Eddie kept his eyes on the horizon, willing the car to go faster. Bryce sat gripping the wheel, an open Mountain Sunrise always in his cup holder. Dennis sniffled and whimpered in the back seat.
They flew over a thunderstorm. By the time they'd passed it, they were clear of the mountains. The land below was nondescript rolling hills and rivers, grazing sheep and cattle, the occasional village.
"How are we going to find Holcomb," Eddie asked.
"I don't know. It's a big world."
"But it's this way?"
"I've been all over this land," Bryce said, "But I don't see any landmarks I know here."
"What are we looking for?" Skylar asked.
"It's a town that defies gravity," Eddie said. "I mean, gravity is bent around it. It sticks up in the air, the top of it shaped like the head of a hammer."
"That shouldn't be too hard to spot," Skylar said.
"If we get close enough," Bryce added.
They flew along a mountain range, its peaks passing by their left side. The peaks grew smaller, transitioning to low hills, then the mountains fell away, and the empty expanse beyond provided no landmarks to steer by..
"Where are we?" Eddie asked.
"I don't know. I don't think I'd be able to tell if we were flying in circles."
"What's that over there?"
"It's a deep gorge," Skylar said.
"Could that be the same one we found east of Holcomb?" Eddie asked. "Get closer."
Bryce flew low over the narrow gorge. The shadows within were deep and black. "I think so."

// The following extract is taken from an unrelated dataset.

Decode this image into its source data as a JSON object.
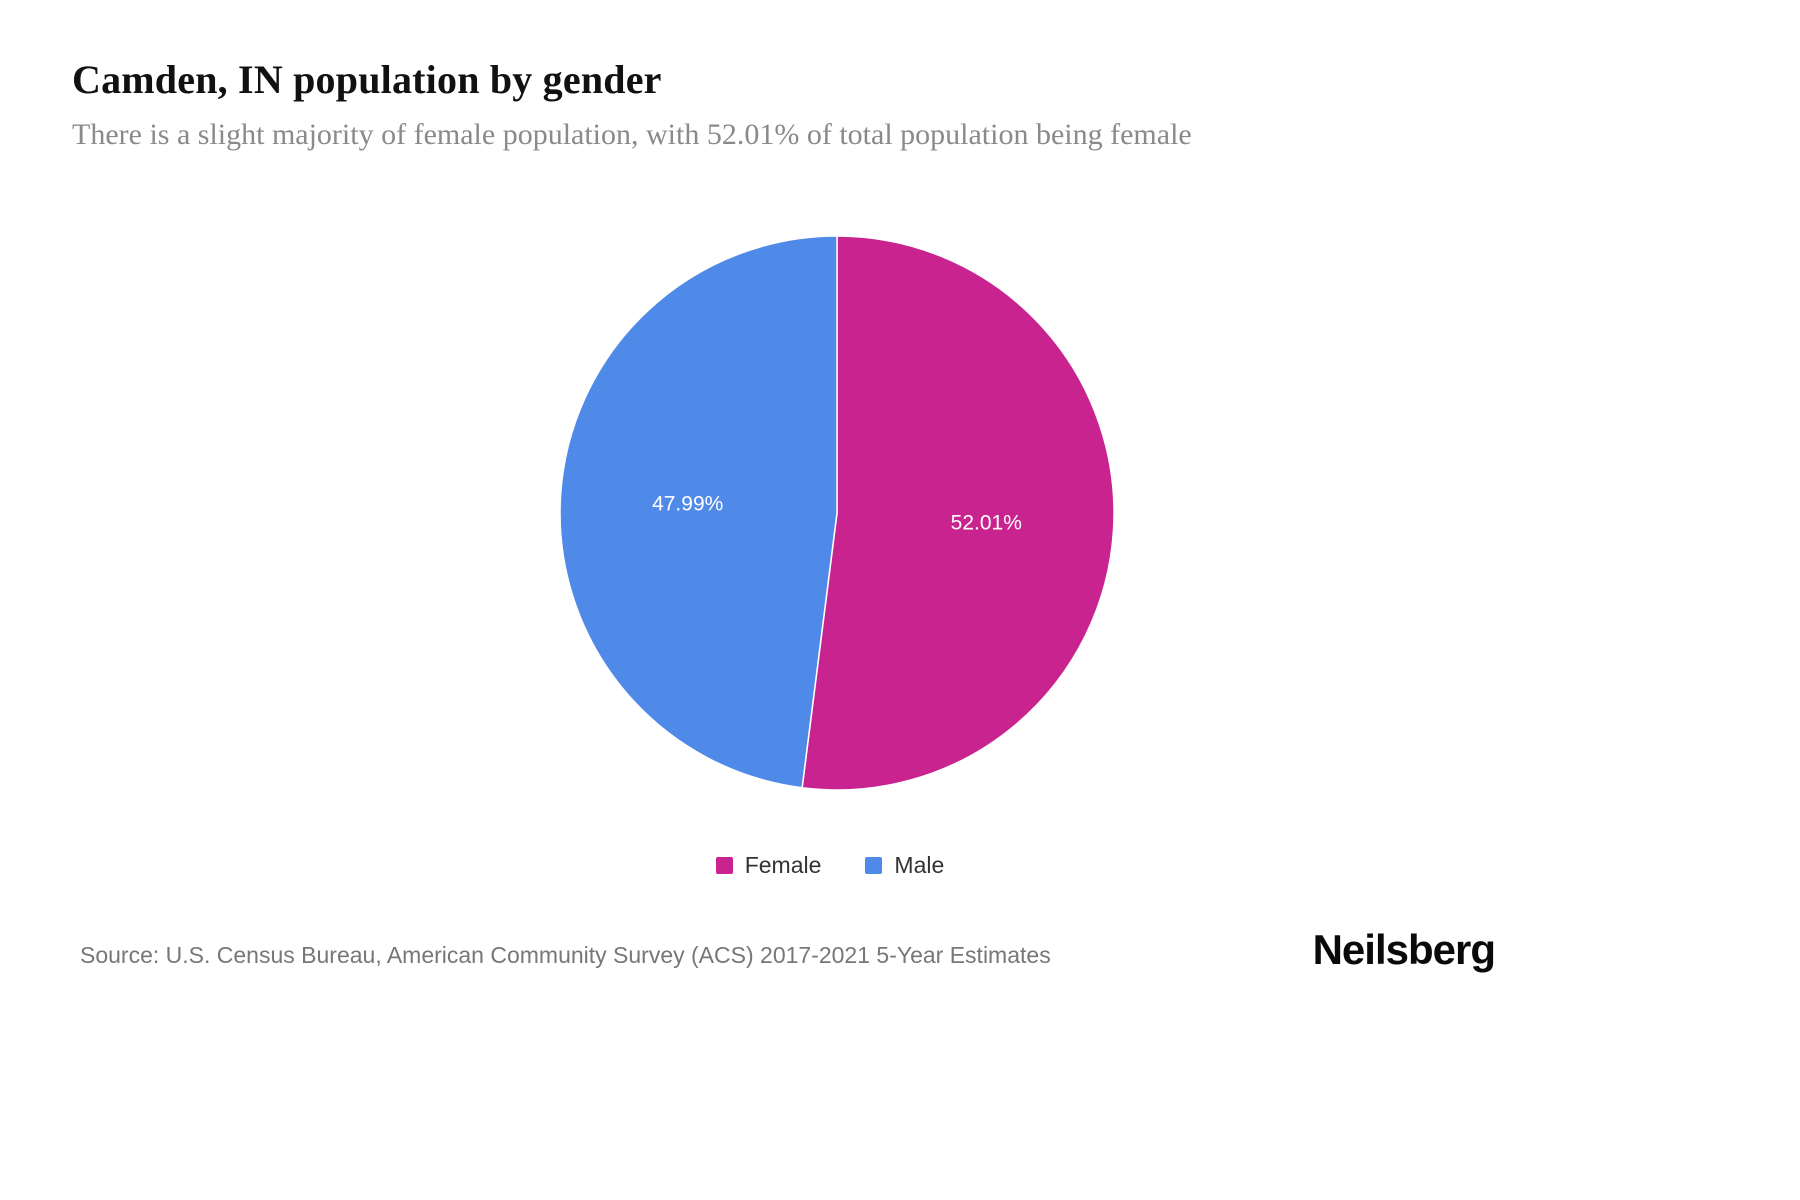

They traced the gorge for dozens of miles. Then they reached a broken bridge. "Is that it?" Eddie asked.
They'd been there before, weeks ago, with Kai in the back seat and Kardhoom in the trunk. Eddie remembered staring down into the narrow chasm on a very different day.

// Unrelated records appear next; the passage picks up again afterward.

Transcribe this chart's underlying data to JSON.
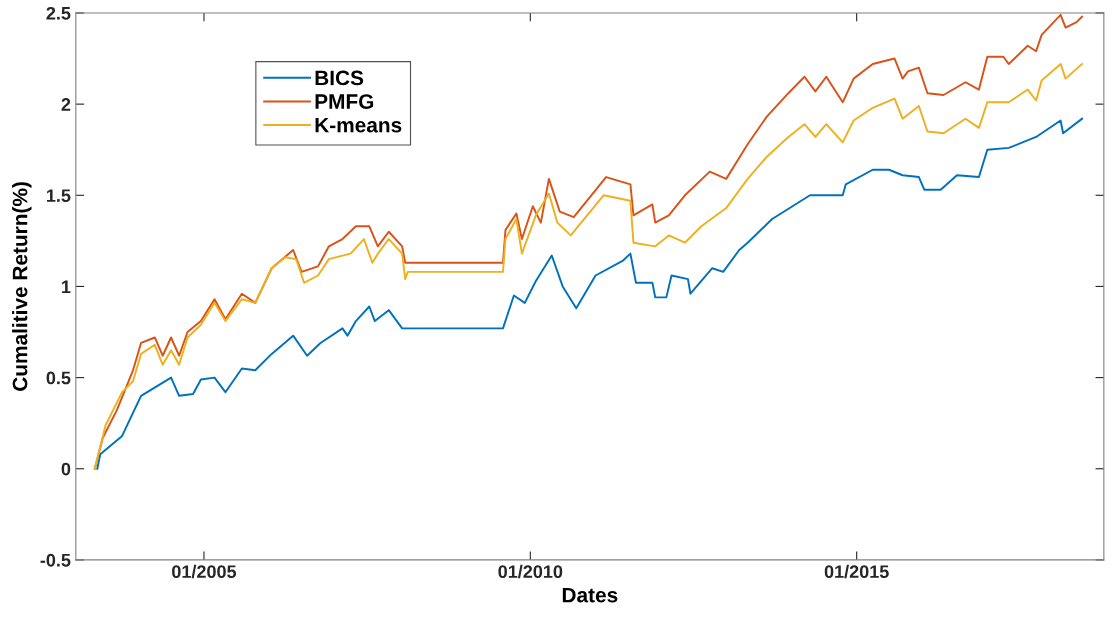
{
  "chart_data": {
    "type": "line",
    "xlabel": "Dates",
    "ylabel": "Cumalitive Return(%)",
    "xlim": [
      "2003-01-15",
      "2018-10-15"
    ],
    "xticks": [
      {
        "value": "2005-01-01",
        "label": "01/2005"
      },
      {
        "value": "2010-01-01",
        "label": "01/2010"
      },
      {
        "value": "2015-01-01",
        "label": "01/2015"
      }
    ],
    "ylim": [
      -0.5,
      2.5
    ],
    "yticks": [
      -0.5,
      0,
      0.5,
      1,
      1.5,
      2,
      2.5
    ],
    "grid": false,
    "legend": "top left",
    "line_style": "solid",
    "marker": "none",
    "series": [
      {
        "name": "BICS",
        "color": "#0072bd",
        "x": [
          "2003-05-15",
          "2003-06-01",
          "2003-10-01",
          "2004-01-15",
          "2004-07-01",
          "2004-08-15",
          "2004-11-01",
          "2004-12-15",
          "2005-03-01",
          "2005-05-01",
          "2005-08-01",
          "2005-10-15",
          "2006-01-15",
          "2006-05-15",
          "2006-08-01",
          "2006-10-15",
          "2007-02-15",
          "2007-03-15",
          "2007-05-01",
          "2007-07-15",
          "2007-08-15",
          "2007-11-01",
          "2008-01-15",
          "2009-08-01",
          "2009-10-01",
          "2009-12-01",
          "2010-02-01",
          "2010-05-01",
          "2010-07-01",
          "2010-09-15",
          "2011-01-01",
          "2011-06-01",
          "2011-07-15",
          "2011-08-15",
          "2011-11-15",
          "2011-12-01",
          "2012-02-01",
          "2012-03-01",
          "2012-06-01",
          "2012-06-15",
          "2012-10-15",
          "2012-12-15",
          "2013-03-15",
          "2013-05-01",
          "2013-09-15",
          "2014-04-15",
          "2014-10-15",
          "2014-11-01",
          "2015-04-01",
          "2015-07-01",
          "2015-09-15",
          "2015-12-15",
          "2016-01-15",
          "2016-04-15",
          "2016-07-15",
          "2016-11-15",
          "2017-01-01",
          "2017-05-01",
          "2017-10-01",
          "2018-02-15",
          "2018-03-01",
          "2018-06-15"
        ],
        "values": [
          0,
          0.08,
          0.18,
          0.4,
          0.5,
          0.4,
          0.41,
          0.49,
          0.5,
          0.42,
          0.55,
          0.54,
          0.63,
          0.73,
          0.62,
          0.69,
          0.77,
          0.73,
          0.81,
          0.89,
          0.81,
          0.87,
          0.77,
          0.77,
          0.95,
          0.91,
          1.03,
          1.17,
          1.0,
          0.88,
          1.06,
          1.14,
          1.18,
          1.02,
          1.02,
          0.94,
          0.94,
          1.06,
          1.04,
          0.96,
          1.1,
          1.08,
          1.2,
          1.24,
          1.37,
          1.5,
          1.5,
          1.56,
          1.64,
          1.64,
          1.61,
          1.6,
          1.53,
          1.53,
          1.61,
          1.6,
          1.75,
          1.76,
          1.82,
          1.91,
          1.84,
          1.92
        ]
      },
      {
        "name": "PMFG",
        "color": "#d95319",
        "x": [
          "2003-05-01",
          "2003-06-15",
          "2003-09-01",
          "2003-12-01",
          "2004-01-15",
          "2004-04-01",
          "2004-05-15",
          "2004-07-01",
          "2004-08-15",
          "2004-10-01",
          "2004-12-15",
          "2005-03-01",
          "2005-05-01",
          "2005-08-01",
          "2005-10-15",
          "2006-01-15",
          "2006-05-15",
          "2006-07-01",
          "2006-10-01",
          "2006-12-01",
          "2007-02-15",
          "2007-05-01",
          "2007-07-15",
          "2007-09-01",
          "2007-11-01",
          "2008-01-15",
          "2008-02-01",
          "2009-08-01",
          "2009-08-15",
          "2009-10-15",
          "2009-11-15",
          "2010-01-15",
          "2010-03-01",
          "2010-04-15",
          "2010-06-15",
          "2010-09-01",
          "2011-03-01",
          "2011-07-15",
          "2011-08-01",
          "2011-11-15",
          "2011-12-01",
          "2012-02-15",
          "2012-05-15",
          "2012-10-01",
          "2013-01-01",
          "2013-05-01",
          "2013-08-15",
          "2013-12-15",
          "2014-03-15",
          "2014-05-15",
          "2014-07-15",
          "2014-10-15",
          "2014-12-15",
          "2015-04-01",
          "2015-08-01",
          "2015-09-15",
          "2015-10-15",
          "2015-12-15",
          "2016-02-01",
          "2016-05-01",
          "2016-09-01",
          "2016-11-15",
          "2017-01-01",
          "2017-04-01",
          "2017-05-01",
          "2017-08-15",
          "2017-10-01",
          "2017-11-01",
          "2018-02-15",
          "2018-03-15",
          "2018-05-15",
          "2018-06-15"
        ],
        "values": [
          0,
          0.17,
          0.32,
          0.54,
          0.69,
          0.72,
          0.62,
          0.72,
          0.62,
          0.75,
          0.81,
          0.93,
          0.82,
          0.96,
          0.91,
          1.1,
          1.2,
          1.08,
          1.11,
          1.22,
          1.26,
          1.33,
          1.33,
          1.22,
          1.3,
          1.22,
          1.13,
          1.13,
          1.31,
          1.4,
          1.26,
          1.44,
          1.35,
          1.59,
          1.41,
          1.38,
          1.6,
          1.56,
          1.39,
          1.45,
          1.35,
          1.39,
          1.5,
          1.63,
          1.59,
          1.78,
          1.93,
          2.06,
          2.15,
          2.07,
          2.15,
          2.01,
          2.14,
          2.22,
          2.25,
          2.14,
          2.18,
          2.2,
          2.06,
          2.05,
          2.12,
          2.08,
          2.26,
          2.26,
          2.22,
          2.32,
          2.29,
          2.38,
          2.49,
          2.42,
          2.45,
          2.48
        ]
      },
      {
        "name": "K-means",
        "color": "#edb120",
        "x": [
          "2003-05-01",
          "2003-07-01",
          "2003-10-01",
          "2003-12-01",
          "2004-01-15",
          "2004-04-01",
          "2004-05-15",
          "2004-07-01",
          "2004-08-15",
          "2004-10-01",
          "2004-12-15",
          "2005-03-01",
          "2005-05-01",
          "2005-08-01",
          "2005-10-15",
          "2006-01-15",
          "2006-04-01",
          "2006-06-01",
          "2006-07-15",
          "2006-10-01",
          "2006-12-01",
          "2007-04-01",
          "2007-06-15",
          "2007-08-01",
          "2007-09-01",
          "2007-11-01",
          "2008-01-15",
          "2008-02-01",
          "2008-02-15",
          "2009-08-01",
          "2009-08-15",
          "2009-10-15",
          "2009-11-15",
          "2010-02-01",
          "2010-04-15",
          "2010-06-01",
          "2010-08-15",
          "2011-02-15",
          "2011-07-15",
          "2011-08-01",
          "2011-12-01",
          "2012-02-15",
          "2012-05-15",
          "2012-08-15",
          "2013-01-01",
          "2013-05-01",
          "2013-08-15",
          "2013-12-15",
          "2014-03-15",
          "2014-05-15",
          "2014-07-15",
          "2014-10-15",
          "2014-12-15",
          "2015-04-01",
          "2015-08-01",
          "2015-09-15",
          "2015-12-15",
          "2016-02-01",
          "2016-05-01",
          "2016-09-01",
          "2016-11-15",
          "2017-01-01",
          "2017-05-01",
          "2017-08-15",
          "2017-10-01",
          "2017-11-01",
          "2018-02-15",
          "2018-03-15",
          "2018-06-15"
        ],
        "values": [
          0,
          0.24,
          0.42,
          0.48,
          0.63,
          0.68,
          0.57,
          0.65,
          0.57,
          0.72,
          0.79,
          0.91,
          0.81,
          0.93,
          0.91,
          1.1,
          1.16,
          1.15,
          1.02,
          1.06,
          1.15,
          1.18,
          1.26,
          1.13,
          1.18,
          1.26,
          1.18,
          1.04,
          1.08,
          1.08,
          1.26,
          1.37,
          1.18,
          1.39,
          1.51,
          1.35,
          1.28,
          1.5,
          1.47,
          1.24,
          1.22,
          1.28,
          1.24,
          1.33,
          1.43,
          1.59,
          1.71,
          1.82,
          1.89,
          1.82,
          1.89,
          1.79,
          1.91,
          1.98,
          2.03,
          1.92,
          1.99,
          1.85,
          1.84,
          1.92,
          1.87,
          2.01,
          2.01,
          2.08,
          2.02,
          2.13,
          2.22,
          2.14,
          2.22
        ]
      }
    ]
  }
}
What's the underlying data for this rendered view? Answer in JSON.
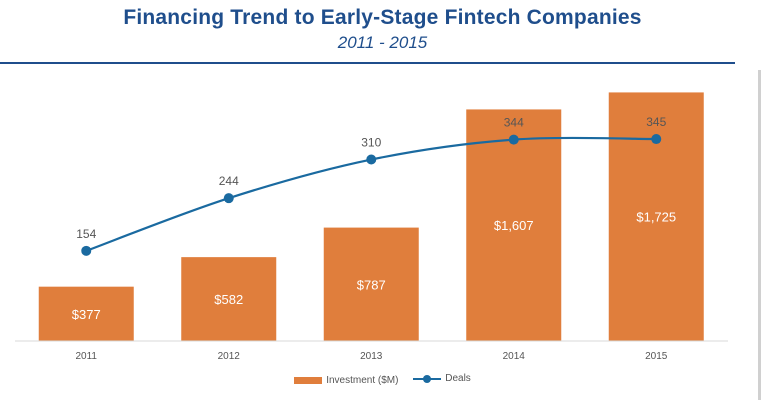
{
  "title": "Financing Trend to Early-Stage  Fintech Companies",
  "subtitle": "2011 - 2015",
  "chart_data": {
    "type": "bar",
    "categories": [
      "2011",
      "2012",
      "2013",
      "2014",
      "2015"
    ],
    "series": [
      {
        "name": "Investment ($M)",
        "type": "bar",
        "values": [
          377,
          582,
          787,
          1607,
          1725
        ],
        "labels": [
          "$377",
          "$582",
          "$787",
          "$1,607",
          "$1,725"
        ],
        "color": "#e07e3c"
      },
      {
        "name": "Deals",
        "type": "line",
        "values": [
          154,
          244,
          310,
          344,
          345
        ],
        "labels": [
          "154",
          "244",
          "310",
          "344",
          "345"
        ],
        "color": "#1a6aa0"
      }
    ],
    "ylim_bars": [
      0,
      1950
    ],
    "ylim_line": [
      0,
      480
    ],
    "grid": false,
    "legend": "bottom"
  }
}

"This is it," Bryce said. "This is our road." He cranked the wheel and headed east, flying fast over the empty hills.
Hours passed. The sun sat on the horizon when they crested the hill overlooking Holcomb.
"What the—" Bryce exclaimed.
They could see only the houses on the outskirts of the town. Beyond them, instead of the hammer-shape of Holcomb's gravity anomaly, a churning ring of black clouds blew in a continuous circle, obscuring their view. Lightning flashed in the maelstrom, blasting the dark vortex with brilliant white.
"Master," Dennis whispered, staring at the black hurricane. "Master is here."